Let me be clear: over the past year, I have been more active and have gotten more exercise on a regular basis than I ever have in my life. First I was training to cycle from Fairbanks to Wasilla last June, and then to trek in Peru in October. I lazed for a few weeks after I returned from Peru, but then started going to the gym 3 - 4 days a week, as well as snowshoeing or skiing on weekends. A couple of weeks ago I bought a Fitbit (basically a fancy pedometer), and have been using that website to track not only my activity level, but also my calorie intake/output. The former is consistently below the latter.
All of this work, and I've lost about 5 pounds in the past year.
As I said, I had been weighing myself daily, and every day getting frustrated with the lack of progress. I thought that if I just put the scale away for a few weeks, I'd be pleasantly surprised when I brought it back out. Nope. I weighed myself February 1, and there I was, holding on at the same weight I'd been at a month ago.
I'm stronger, I feel better, and my legs have muscle definition they haven't had in decades, but the primary objective measure shows no change at all. Argh! It makes me want to scream.
So, I'm back to reminding myself that it's how I feel that really counts, and I do feel better, and that it's important to stay active in order to be healthy. I'm also working on setting some physical challenges for myself to keep my motivation high.
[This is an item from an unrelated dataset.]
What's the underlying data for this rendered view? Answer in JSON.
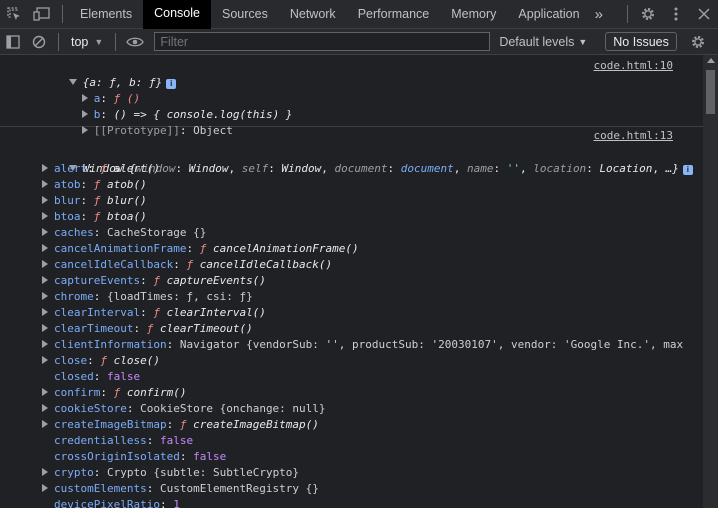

A couple of possibilities are still up in the air, but I've registered and paid to cycle the two-day/300K non-race version of the Fireweed 400 in mid-July. I'll ride 120 miles from Sheep Mountain Lodge to Tonsina Lodge the first day, and then 80 miles into Valdez the second day. That's enough to scare me into perpetual motion until then!
Thanks for letting me whine a bit. If you have any thoughts on how to get the scale to begin taking a downward spiral, I'd sure appreciate hearing them. Otherwise, I guess I'll just keep plugging along. There's not much else I can do.